El día después de la noche de tormenta me costó una enormidad despertarme. Había bebido demasiado: una resaca espantosa me mantuvo clavado en la cama gran parte del día. Hacia las siete de la tarde, Lisa me llamó por teléfono y me pidió que me reuniera con ella en casa de sus padres. Habían organizado una pequeña reunión en torno a Béla, que acababa de ser puesto en libertad.

Me extirpé de la cama como pude, me vestí a toda prisa y fui a casa de los padres de Lisa.

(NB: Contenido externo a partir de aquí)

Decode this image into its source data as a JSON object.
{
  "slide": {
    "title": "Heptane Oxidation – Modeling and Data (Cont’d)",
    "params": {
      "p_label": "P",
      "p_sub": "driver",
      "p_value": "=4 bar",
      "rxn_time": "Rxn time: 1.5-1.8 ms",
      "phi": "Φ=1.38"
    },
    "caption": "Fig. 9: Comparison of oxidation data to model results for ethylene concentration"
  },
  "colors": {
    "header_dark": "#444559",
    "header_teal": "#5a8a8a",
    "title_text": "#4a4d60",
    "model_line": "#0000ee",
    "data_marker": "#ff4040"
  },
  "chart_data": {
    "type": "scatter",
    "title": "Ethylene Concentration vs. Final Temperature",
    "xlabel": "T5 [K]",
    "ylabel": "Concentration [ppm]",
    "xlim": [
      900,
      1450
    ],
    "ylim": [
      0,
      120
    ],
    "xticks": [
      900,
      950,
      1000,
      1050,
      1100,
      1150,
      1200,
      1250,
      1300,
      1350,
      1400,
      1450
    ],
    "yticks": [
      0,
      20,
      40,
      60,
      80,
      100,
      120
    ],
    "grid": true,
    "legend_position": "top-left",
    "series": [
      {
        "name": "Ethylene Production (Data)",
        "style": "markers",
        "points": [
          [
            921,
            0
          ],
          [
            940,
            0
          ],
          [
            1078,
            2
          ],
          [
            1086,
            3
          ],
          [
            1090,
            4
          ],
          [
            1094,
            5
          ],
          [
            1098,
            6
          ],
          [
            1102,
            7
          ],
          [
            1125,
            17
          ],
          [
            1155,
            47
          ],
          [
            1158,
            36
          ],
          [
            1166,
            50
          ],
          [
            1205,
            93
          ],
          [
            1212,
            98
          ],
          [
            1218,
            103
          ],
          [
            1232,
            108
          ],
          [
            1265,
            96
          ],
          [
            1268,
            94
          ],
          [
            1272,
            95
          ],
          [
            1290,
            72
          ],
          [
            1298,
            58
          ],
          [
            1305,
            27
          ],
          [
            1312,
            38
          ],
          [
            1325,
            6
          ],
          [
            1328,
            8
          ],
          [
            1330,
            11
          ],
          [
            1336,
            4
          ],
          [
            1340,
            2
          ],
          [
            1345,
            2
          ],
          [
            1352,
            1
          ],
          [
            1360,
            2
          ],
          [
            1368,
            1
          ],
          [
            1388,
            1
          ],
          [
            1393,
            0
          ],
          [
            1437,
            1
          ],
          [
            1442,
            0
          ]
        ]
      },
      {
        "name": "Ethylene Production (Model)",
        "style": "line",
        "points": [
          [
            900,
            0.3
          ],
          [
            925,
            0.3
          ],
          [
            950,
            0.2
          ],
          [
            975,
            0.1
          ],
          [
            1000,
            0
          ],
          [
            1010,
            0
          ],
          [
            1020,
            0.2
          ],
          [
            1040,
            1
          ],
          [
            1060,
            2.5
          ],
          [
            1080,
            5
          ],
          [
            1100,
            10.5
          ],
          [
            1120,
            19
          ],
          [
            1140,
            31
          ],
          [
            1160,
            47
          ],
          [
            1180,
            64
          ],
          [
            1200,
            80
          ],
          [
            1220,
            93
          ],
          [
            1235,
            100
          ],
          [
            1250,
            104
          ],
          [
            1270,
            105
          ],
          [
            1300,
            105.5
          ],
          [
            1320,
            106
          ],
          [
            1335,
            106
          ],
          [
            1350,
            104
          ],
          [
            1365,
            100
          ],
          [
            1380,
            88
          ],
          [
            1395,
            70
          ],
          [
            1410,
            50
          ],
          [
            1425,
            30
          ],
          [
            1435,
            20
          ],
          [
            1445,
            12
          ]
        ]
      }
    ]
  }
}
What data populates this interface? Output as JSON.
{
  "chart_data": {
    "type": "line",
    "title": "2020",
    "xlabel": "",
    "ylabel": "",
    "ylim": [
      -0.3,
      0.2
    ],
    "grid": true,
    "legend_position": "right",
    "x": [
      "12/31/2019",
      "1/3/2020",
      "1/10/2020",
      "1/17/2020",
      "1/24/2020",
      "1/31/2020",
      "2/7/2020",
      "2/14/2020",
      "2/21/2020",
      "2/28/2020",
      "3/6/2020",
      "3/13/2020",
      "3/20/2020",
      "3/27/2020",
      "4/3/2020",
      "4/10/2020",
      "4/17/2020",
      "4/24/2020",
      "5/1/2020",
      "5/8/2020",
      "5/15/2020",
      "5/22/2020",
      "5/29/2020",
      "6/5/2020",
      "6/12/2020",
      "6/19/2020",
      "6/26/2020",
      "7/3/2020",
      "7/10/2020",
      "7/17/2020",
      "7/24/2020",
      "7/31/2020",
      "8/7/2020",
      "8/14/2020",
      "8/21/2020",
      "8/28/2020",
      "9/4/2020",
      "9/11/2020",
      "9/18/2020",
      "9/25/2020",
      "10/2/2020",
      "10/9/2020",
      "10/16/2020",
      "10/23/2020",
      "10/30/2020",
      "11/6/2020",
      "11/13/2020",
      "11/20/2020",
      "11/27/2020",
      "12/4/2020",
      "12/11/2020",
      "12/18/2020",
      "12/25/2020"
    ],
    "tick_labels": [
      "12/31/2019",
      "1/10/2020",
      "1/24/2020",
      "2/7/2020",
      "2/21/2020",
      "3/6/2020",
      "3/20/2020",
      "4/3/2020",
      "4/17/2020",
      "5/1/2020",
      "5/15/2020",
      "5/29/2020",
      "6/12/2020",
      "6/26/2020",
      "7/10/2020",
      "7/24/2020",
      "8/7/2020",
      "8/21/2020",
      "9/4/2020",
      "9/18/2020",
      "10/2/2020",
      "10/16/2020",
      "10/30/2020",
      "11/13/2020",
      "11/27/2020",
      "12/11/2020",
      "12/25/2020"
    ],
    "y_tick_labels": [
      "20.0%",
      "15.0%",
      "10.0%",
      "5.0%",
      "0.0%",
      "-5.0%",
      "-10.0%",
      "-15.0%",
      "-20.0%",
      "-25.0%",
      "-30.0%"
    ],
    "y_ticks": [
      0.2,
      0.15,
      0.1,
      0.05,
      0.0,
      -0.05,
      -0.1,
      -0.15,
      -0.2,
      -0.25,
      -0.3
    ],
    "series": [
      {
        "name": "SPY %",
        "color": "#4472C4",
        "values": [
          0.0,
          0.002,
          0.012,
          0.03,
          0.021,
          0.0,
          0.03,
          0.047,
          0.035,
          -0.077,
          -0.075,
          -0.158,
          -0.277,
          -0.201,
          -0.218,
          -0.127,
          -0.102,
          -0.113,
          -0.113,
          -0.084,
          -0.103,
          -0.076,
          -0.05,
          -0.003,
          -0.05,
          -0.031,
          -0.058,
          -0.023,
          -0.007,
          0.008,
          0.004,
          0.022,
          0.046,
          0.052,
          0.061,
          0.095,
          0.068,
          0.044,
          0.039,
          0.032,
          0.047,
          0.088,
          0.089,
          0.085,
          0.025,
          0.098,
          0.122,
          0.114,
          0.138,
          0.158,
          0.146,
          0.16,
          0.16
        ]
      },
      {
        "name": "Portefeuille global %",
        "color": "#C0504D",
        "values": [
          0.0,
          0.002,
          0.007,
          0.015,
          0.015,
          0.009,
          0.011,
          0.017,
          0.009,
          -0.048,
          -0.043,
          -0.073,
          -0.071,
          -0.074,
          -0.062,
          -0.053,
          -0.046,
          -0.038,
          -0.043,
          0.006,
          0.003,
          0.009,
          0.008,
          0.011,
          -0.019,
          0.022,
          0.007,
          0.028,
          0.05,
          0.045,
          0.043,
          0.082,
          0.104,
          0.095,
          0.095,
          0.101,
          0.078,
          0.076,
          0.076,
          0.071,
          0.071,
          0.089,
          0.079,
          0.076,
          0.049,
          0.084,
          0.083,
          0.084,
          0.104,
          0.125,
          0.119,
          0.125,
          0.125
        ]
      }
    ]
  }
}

Mina me acogió con un caluroso abrazo y me dirigió amablemente hacia un pequeño bufet. No había comido nada en todo el día, de modo que devoré con placer los arenques en salmuera, el geffilte-fish, los latke y otras especialidades asquenazíes que no había probado hasta entonces.

Samy me saludó brevemente con la cabeza. Estaba con una pareja de antiguos miembros de la resistencia, Jacques y Geneviève Talment, héroes de guerra de quienes había oído hablar a menudo: los Talment formaban parte de la mitología nacional.

Jacques Talment era un septuagenario muy delgado, con la piel arrugada y los ojos brillantes. Geneviève, que debía de tener la misma edad, era una encantadora abuela de cara alegre, pelo blanco recogido en un moño y sonrisa fácil. Su voz delicada contrastaba con el hablar, más bien ronco, de su marido.